The Atlantic 10 Conference has 14 schools. Mind blowing, I know.
It’s one thing for the Big 10 to have 11 teams but work an “11” into their logo, which of course now is their former logo because the Big 10 has 12 teams and a logo from 20 years ago, while the Big 12 has been around for 15 years and has 10 teams–eight of which came from the Big 8–because two of them left for the Big 10 which now has 12 teams and the former Pac-10 that’s now the Pac-12 because they now have 12 teams, respectively, But it’s a whole other thing when a conference calling themselves the Atlantic 10 has 14 teams or 16 teams depending on which sport you count because another conference of 16 teams has 14 who don’t play women’s field hockey.
Read that. Slowly. It makes sense.
But if you think our conference’s name is confusing—or just stupid—it’s pure genius compared to the mascots in said conference. I mean, yeah, the Billiken is weird. But some of these names are just plain irrational. We’ve got states celebrating the wrong things, two teams sharing the same mascot, and words that are straight up not real words. Our conference has got to take the cake as having the most confusing mascots in the NCAA.
Let’s take a look at the 13 other mascots, in no particular order other than how mad they make me:
Charlotte 49ers – When I hear “49ers,” I, like most sports fans, think of the San Francisco football team. That team is named in recognition of “the gold prospectors who arrived in Northern California around 1849.” So, thousands of people came to that area in a move that quite literally put the state on the world map. Understandable. Charlotte’s mascot apparently, then, is named in recognition of the thousands of people who left that state in 1849. Those cowards.
Duquesne Dukes – Besides the fact that it’s a complete cop-out to just pick the shortened version of your school name, there’s already a college named Duke! This is a poorly thought out mascot for multiple reasons. What if we had had the Missouri Harvards? Or the Saint Louis Stanfords? (Actually, Stanford can’t complain about bad mascot names).
Fordham Rams and Rhode Island Rams – Two teams, same conference, same mascot…not okay.
UMass Minutemen – I originally liked this mascot. In fact, I considered it maybe the only cool mascot in the entire conference. Until I had to write a story about their women’s soccer team. What exactly do we call the female athletes at the University of Massachussetts? The Minutewomen? Also, please refrain from cracking any high schoolish sexual potency jokes about them.
La Salle Explorers – There is literally nothing original about La Salle University.
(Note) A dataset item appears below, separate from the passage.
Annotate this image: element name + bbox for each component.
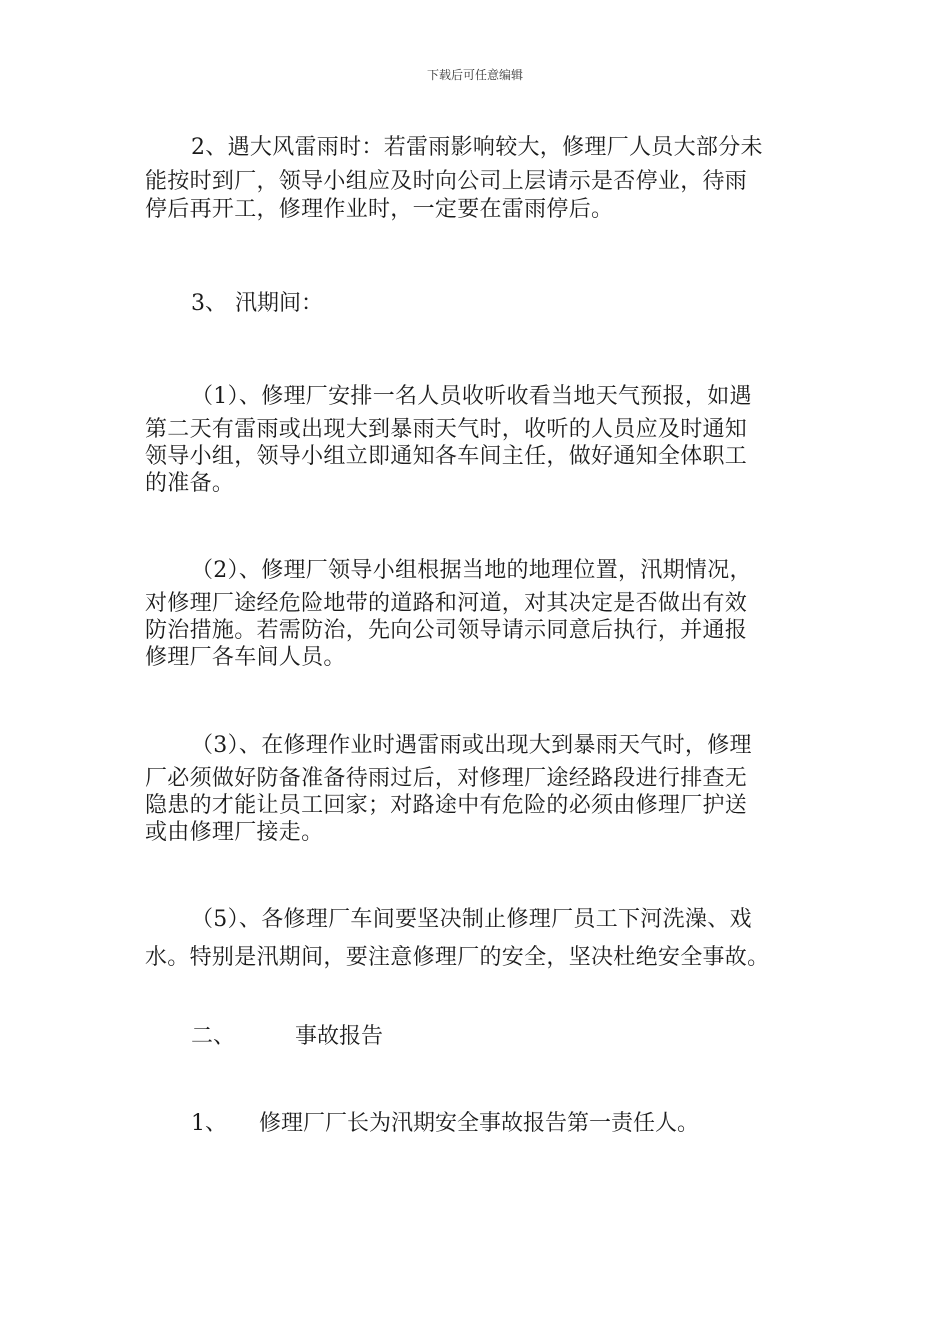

They can’t even find their own city to be in (Philadelphia is a little crowded with A-10 schools). Oh, and the issue I have with this mascot is not the name, but the actual mascot itself. Go to Google and image search “La Salle Explorers mascot.” You know what comes up? The Xavier Musketeer. It’s the same dude. I feel like they just took the old costume from Xavier and used it. Seriously, search “Xavier Musketeers mascot.” No difference at all.
St. Joseph’s Hawks – That idiot won’t stop flapping its wings. I mean, it’s cool to have perseverance and school spirit and all, but when you’re down 46 points to a team that barely made the NIT, go home.
Temple Owls – Real intimidating. Wait, hold on. I meant that sarcastically, but now that I look at the other names on this list, the owl might legitimately be the most intimidating mascot in our conference.
Dayton Flyers – No. Absolutely not, Dayton. Let me ask you this, world: When you think “first airplane flight,” what state do you think of? What state’s motto is “First in Flight”? In fact, when you think of the Wright brothers, if it doesn’t just scream Carolina louder than an Eric Church album, then you haven’t paid attention in history class. All in favor of a motion to swap the mascot to Charlotte for cash considerations and a player to be named at a later date, say “I.” The city of Dayton can’t claim the Wright brothers any more than the state of Connecticut can claim George W. Bush. Not that they’d want to.
St. Bonaventure Bonnies – No comment.
Xavier Musketeers – I’m not okay with this. You make the NCAA Tournament every year and you’ve got a good athletic program, so you have no excuse to go around naming your teams after a candy bar. And is anyone else disturbed by the fact that the mascot contains the word “musket” in it, yet insists on holding a sword?
Richmond Spiders – I love it when announcers do the whole actual mascot matchup thing. Like, “What would happen if a Lion faced a Bear!?” Which is why I hate this mascot. Because as awful as they are, literally any mascot in the league would murder a spider. An Owl would kill a Spider. A Minuteman would kill a Spider. A Bonnie, whatever the hell that is, would probably annihilate a Spider in less than half a second. Oh, and spiders are creepy.
George Washington Colonials – For the longest time, I thought they were the Colonels. But they’re not. They’re the Colonials, which is an adjective.